Persona la hizo famosa, “cuando leí Persona no me sentí halagada. No entendía por qué tenía que tener este tipo de personalidad insegura y débil cuando luchaba tanto para estar segura de mí misma y para encubrir mis inseguridades (…) después entendí que Bergman era totalmente consciente de mi personalidad (…) y yo logré lo que me propuse hacer como actriz: creé una persona”. Bergman y ella se conocieron haciendo la publicidad de un jabón en la que había un marido o un príncipe (comparten maquillaje y vestuario en las propagandas) y la promesa de cien besos por un poco de espuma, Bibi tenía quince años. No tuvo que pasar mucho tiempo para que la jovencita de “rostro fresco” que se llamaba Berit Elisabeth, estudiante del Terserus teaterskola y del Real Teatro Dramático de Estocolmo y elenco en un teatro de Malmö, salpicara devoción en pequeñas dosis en Cuando huye el día, en El séptimo sello -fresas silvestres para el errante Max von Sydow -, y para que las palabras musa y romance la unieran al director sueco. Otros romances, tres maridos y una hija alcanzan para imaginar una vida privada. La pública, atesora horas de teatro clásico: Molière, Chéjov, Shakespeare, horas de Broadway con un texto de Erich Maria Remarque, y muchas películas entre las que aparecen los nombres de Huston, Altman (con Bibi y su homérico monólogo sobre un sueño) y la premiada La fiesta de Babette.

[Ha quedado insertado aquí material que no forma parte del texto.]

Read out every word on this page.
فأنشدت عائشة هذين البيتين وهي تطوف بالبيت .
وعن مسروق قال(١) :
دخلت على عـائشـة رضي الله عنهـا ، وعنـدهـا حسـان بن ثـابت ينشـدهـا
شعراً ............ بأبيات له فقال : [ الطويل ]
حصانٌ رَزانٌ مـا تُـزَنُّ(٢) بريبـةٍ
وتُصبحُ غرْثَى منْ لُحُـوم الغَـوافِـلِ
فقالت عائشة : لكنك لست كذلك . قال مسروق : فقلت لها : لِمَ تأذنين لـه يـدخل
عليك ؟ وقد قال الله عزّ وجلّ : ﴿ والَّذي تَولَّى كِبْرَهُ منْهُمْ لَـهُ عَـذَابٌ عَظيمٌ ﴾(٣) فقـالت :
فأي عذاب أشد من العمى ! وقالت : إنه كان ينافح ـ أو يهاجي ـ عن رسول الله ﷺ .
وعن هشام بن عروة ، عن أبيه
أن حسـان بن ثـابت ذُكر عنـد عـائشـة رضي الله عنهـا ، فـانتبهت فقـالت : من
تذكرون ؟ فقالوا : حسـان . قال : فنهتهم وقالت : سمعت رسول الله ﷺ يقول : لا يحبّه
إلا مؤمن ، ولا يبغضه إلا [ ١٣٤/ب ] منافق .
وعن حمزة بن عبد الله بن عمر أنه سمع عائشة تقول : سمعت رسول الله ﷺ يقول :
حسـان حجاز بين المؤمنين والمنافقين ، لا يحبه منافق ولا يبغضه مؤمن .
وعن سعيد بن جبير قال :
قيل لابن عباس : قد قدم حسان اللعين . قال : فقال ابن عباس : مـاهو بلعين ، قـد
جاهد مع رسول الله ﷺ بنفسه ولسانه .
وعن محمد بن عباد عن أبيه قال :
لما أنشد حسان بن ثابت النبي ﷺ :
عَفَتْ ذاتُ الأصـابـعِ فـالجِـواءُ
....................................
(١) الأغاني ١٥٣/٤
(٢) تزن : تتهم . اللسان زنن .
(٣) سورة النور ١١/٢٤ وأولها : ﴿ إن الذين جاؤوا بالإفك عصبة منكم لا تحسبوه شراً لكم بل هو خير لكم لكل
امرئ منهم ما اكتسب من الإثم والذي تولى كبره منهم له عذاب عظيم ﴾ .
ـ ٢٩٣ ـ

Hacía diez años que estaba enferma e internada tras un derrame cerebral que sufrió en Francia, en la primavera de 2009. Unos días antes de morir Liv Ullmann fue a visitarla y a despedirla con una canción. Graciela Borges lo hizo a la distancia y agradeciéndole: “Fue una maestría para mí, trabajar juntas en Pobre Mariposa, estás en mi corazón como las historias que me contabas y la mariposa que me regalaste el último día”. Una canción y un posteo hacen que el recuerdo se vuelva cine, visión viva que revoca cualquier adiós.